The laptop i configured as such:
- Pentium II 350 MHz
- 128 MB EDO-RAM (EDO!)
- 6 GB hard drive
- Chips F69000 Video card
- ES1869 Sound system
- 8X speed CD-ROM drive
- D-Link DWL-650+ PCMCIA card
- 3COM 10BaseT ethernet PCMCIA adaptor
Eager to boot the live CD, I watched the spinning poppy-seed bagel for around 30 mins after X windows initialized. I realized that there might not be enough memory to contain the live CD, so I scoured the net to find a distribution with a smaller footprint. My instincts lead me to something running XFCE and lo and behold, I found Xubuntu.
Seeing the memory requirements were 128MB, I happily downloaded the iso and I was back in the business. Or so I thought… Taking 10 mins to log on the live CD and 3 mins for each installation step at the minimum, (and also locking up each time at step 5 of 6), I grew really tired of trying (I tried at least 3 times!). I then realized 128MB was not enough despite the published requirements.

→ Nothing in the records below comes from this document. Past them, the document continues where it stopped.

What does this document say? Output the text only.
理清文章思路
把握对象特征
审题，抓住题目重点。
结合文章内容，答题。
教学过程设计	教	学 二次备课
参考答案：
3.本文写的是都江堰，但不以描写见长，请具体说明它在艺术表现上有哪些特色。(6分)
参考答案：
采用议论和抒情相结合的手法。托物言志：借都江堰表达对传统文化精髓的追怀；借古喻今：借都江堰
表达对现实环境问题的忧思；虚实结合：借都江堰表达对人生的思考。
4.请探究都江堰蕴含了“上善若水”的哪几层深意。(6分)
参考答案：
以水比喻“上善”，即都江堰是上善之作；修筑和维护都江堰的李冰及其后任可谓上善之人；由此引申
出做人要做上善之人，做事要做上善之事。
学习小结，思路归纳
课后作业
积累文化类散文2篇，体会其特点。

Enter Xubuntu – alternative installer. It is the text-only installer for Xubuntu. This made installation a snap. After happily booting into XFCE, I noticed X.org was not running XFCE at the correct resolution and did not want to change no matter what (running at 800×600 vs 1024×768. On an LCD this is extremely annoying). The sound card was not working and the wireless network card wasn’t connecting either. The only redeeming factor was that the ethernet adaptor was working flawlessly.

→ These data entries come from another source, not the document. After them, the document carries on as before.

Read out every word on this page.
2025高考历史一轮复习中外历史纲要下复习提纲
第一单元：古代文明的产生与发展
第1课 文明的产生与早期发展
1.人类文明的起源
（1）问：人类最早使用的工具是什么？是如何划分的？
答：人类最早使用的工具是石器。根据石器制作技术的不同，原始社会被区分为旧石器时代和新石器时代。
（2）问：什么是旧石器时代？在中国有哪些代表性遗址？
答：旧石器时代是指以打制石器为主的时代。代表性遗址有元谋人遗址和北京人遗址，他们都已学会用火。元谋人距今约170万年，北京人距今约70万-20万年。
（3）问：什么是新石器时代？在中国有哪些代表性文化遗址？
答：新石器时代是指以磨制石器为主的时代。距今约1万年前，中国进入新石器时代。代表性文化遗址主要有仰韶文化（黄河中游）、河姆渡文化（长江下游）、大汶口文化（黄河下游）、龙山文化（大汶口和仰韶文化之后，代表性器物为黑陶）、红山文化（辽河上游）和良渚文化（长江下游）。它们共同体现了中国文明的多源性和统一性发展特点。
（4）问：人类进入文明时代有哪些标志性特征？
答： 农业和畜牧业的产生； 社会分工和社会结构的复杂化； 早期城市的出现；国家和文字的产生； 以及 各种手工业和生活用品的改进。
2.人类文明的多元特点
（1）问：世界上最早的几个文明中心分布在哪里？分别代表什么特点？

Keep in mind that I’m installing Ubuntu on older hardware. Recent hardware doesn’t have these problems.
Coming soon: The next post will explain how to fix the problems.

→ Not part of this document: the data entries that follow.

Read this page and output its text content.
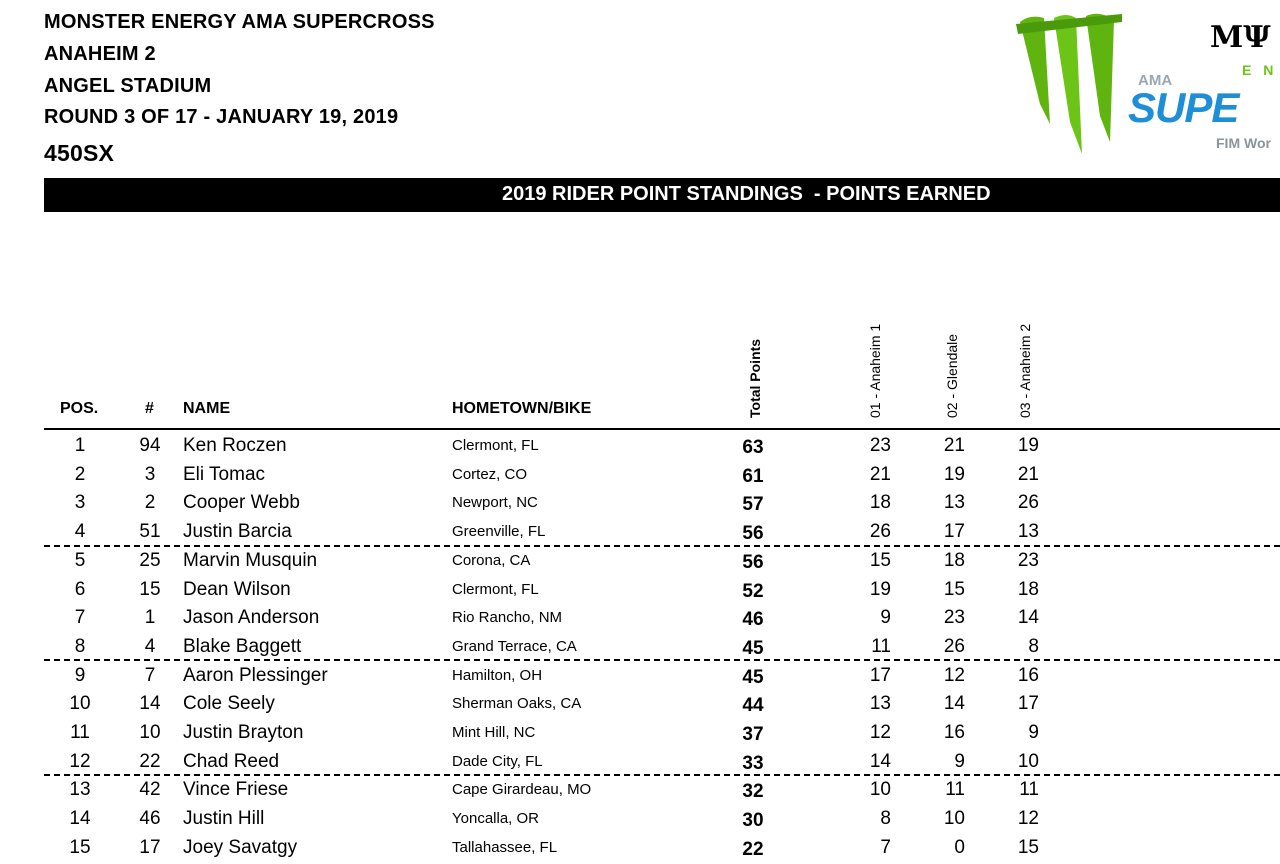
MONSTER ENERGY AMA SUPERCROSS
ANAHEIM 2
ANGEL STADIUM
ROUND 3 OF 17 - JANUARY 19, 2019
450SX
MΨ
E N
AMA
SUPE
FIM Wor
2019 RIDER POINT STANDINGS  - POINTS EARNED
POS.	# NAME	HOMETOWN/BIKE	Total Points	01 - Anaheim 1	02 - Glendale	03 - Anaheim 2
1	94	Ken Roczen	Clermont, FL	63	23	21	19
2	3	Eli Tomac	Cortez, CO	61	21	19	21
3	2	Cooper Webb	Newport, NC	57	18	13	26
4	51	Justin Barcia	Greenville, FL	56	26	17	13
5	25	Marvin Musquin	Corona, CA	56	15	18	23
6	15	Dean Wilson	Clermont, FL	52	19	15	18
7	1	Jason Anderson	Rio Rancho, NM	46	9	23	14
8	4	Blake Baggett	Grand Terrace, CA	45	11	26	8
9	7	Aaron Plessinger	Hamilton, OH	45	17	12	16
10	14	Cole Seely	Sherman Oaks, CA	44	13	14	17
11	10	Justin Brayton	Mint Hill, NC	37	12	16	9
12	22	Chad Reed	Dade City, FL	33	14	9	10
13	42	Vince Friese	Cape Girardeau, MO	32	10	11	11
14	46	Justin Hill	Yoncalla, OR	30	8	10	12
15	17	Joey Savatgy	Tallahassee, FL	22	7	0	15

Monday, July 10th, 2006 @ 1:37 am
July 10th, 2006 at 3:09 am
I have installed Ubuntu on my Compaq Armada E500 some while back and everything worked out fine. Except that I didn’t like the package manager – which kept forgetting the dependencies and adding more than needed when re-configured.
Anyway, the most adapted dsitro for this kind of hardware definitely has to be DSL (Damn Small Linux). The speed drastically improved on my laptop. And it can be configured as a debian system too after a hard disk install.
July 10th, 2006 at 10:33 am
I installed Ubuntu on a P2 last year (I did have some trouble getting the sound to work at first) but its been a year since that server has been up with very low maintence.
I do my apt-get updates/upgrades once a month or so and I’ve never had a problem.
July 10th, 2006 at 5:50 pm
yeah i checked out DSL, but I needed something easy for other people than me to use it. I remember having a pentium 2 450 a few years ago, it didn’t seem as slow!
in any case, it nice to be running xterms & emacs on this ‘puter as opposed to winBlows2000; i can get some work done while i’m not in Toronto!
July 11th, 2006 at 3:02 am
Yes, I agree; Emacs is a good OS. Too bad it doesn’t have an editor. ;D
January 21st, 2007 at 12:46 pm
Hi there,
could you maybe explain how you got your F69000 to display 1024×768 in X? Because I currently have the exact same problem on my living-room-music-box-mini-PC, and have yet to find a cure
Thanks,
Jore
January 22nd, 2007 at 6:53 am
Change your Xorg settings to 16-bit colors or lower at 1024×768. 24-bit color is not supported.